My current system was installed as manjaro, but i immediately started having AUR issues, so I just changed all the repos out to the official arch ones and over time everything manjaro specific has been updated or removed.

The first lines in my /var/log/pacman.log are from early 2015, and ive fully rebuilt my computer since then, including swapping hard drives (dd' to clone old drive onto new drive). So at this point my PC is a hardware and software ship of theseus.

[–] [email protected] 2 points 10 hours ago

When I started learning Linux at work, the game I played with myself was i'd install Debian stable minimal on my primary workstation and I would not reinstall it ever. No matter what happened, I would always fix it.

I learned to install the basic subsystems to get a GUI and audio, learned the fun of Nvidia drivers to get xinerama and hw decoding working. In retrospect it seems trivial but as a new learner it was challenging and rewarding.

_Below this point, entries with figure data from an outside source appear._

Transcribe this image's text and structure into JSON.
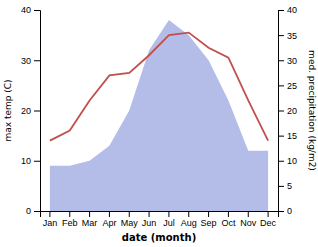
{
  "chart_data": {
    "type": "line",
    "xlabel": "date (month)",
    "ylabel": "max temp (C)",
    "y2label": "med. precipitation (kg/m2)",
    "categories": [
      "Jan",
      "Feb",
      "Mar",
      "Apr",
      "May",
      "Jun",
      "Jul",
      "Aug",
      "Sep",
      "Oct",
      "Nov",
      "Dec"
    ],
    "series": [
      {
        "type": "area",
        "axis": "y2",
        "color": "#b3bde8",
        "values": [
          9,
          9,
          10,
          13,
          20,
          32,
          38,
          35,
          30,
          22,
          12,
          12
        ]
      },
      {
        "type": "line",
        "color": "#c0504d",
        "values": [
          14,
          16,
          22,
          27,
          27.5,
          31,
          35,
          35.5,
          32.5,
          30.5,
          22,
          14
        ]
      }
    ],
    "ylim": [
      0,
      40
    ],
    "yticks": [
      0,
      10,
      20,
      30,
      40
    ],
    "y2lim": [
      0,
      40
    ],
    "y2ticks": [
      0,
      5,
      10,
      15,
      20,
      25,
      30,
      35,
      40
    ],
    "grid": false
  }
}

At one point I was trying to do something, and a guide online suggested installing some repo and installing newer libraries. I did so, and a week later I did a dist-upgrade (because I didn't know any better) and when I rebooted I was presented with a splash screen for "crunchbang" linux.

Figuring out how to get back to Debian without breaking everything probably taught me more about packages, package managers, filesystems, system config files, init (systemd wasn't really a thing yet) than everything else I had done combined.

For anyone wondering: 12 years into the project I had a drive from the mdadm mirror die, and while mdadm was copying to another mirror, the other drive died. I considered that a win but y'all can be the judge (no files were lost, 12yr into my Linux journey I had long since figured out automating NFS and rsync).

[–] [email protected] 7 points 15 hours ago

Once I planned to do just this, converting my Ubuntu into Debian (or maybe it was the other way round). I assumed it would just be a matter of changing the repos and then apt full-upgrade and boom! new distro. Still, I decided to do some research first - you know, just in case. Whatever I learned made me abandon the idea in a hurry. Perhaps I'll try again but this time skip the boring research step.

[–] [email protected] 2 points 16 hours ago

Very cool idea and a fun project if you have a masochistic streak or a unique use case.

Also .. would running the other distro inside a docker container qualify because the processes are actually running on the same kernel albeit side-by-side with the native OS, or is this disqualified like using chroot?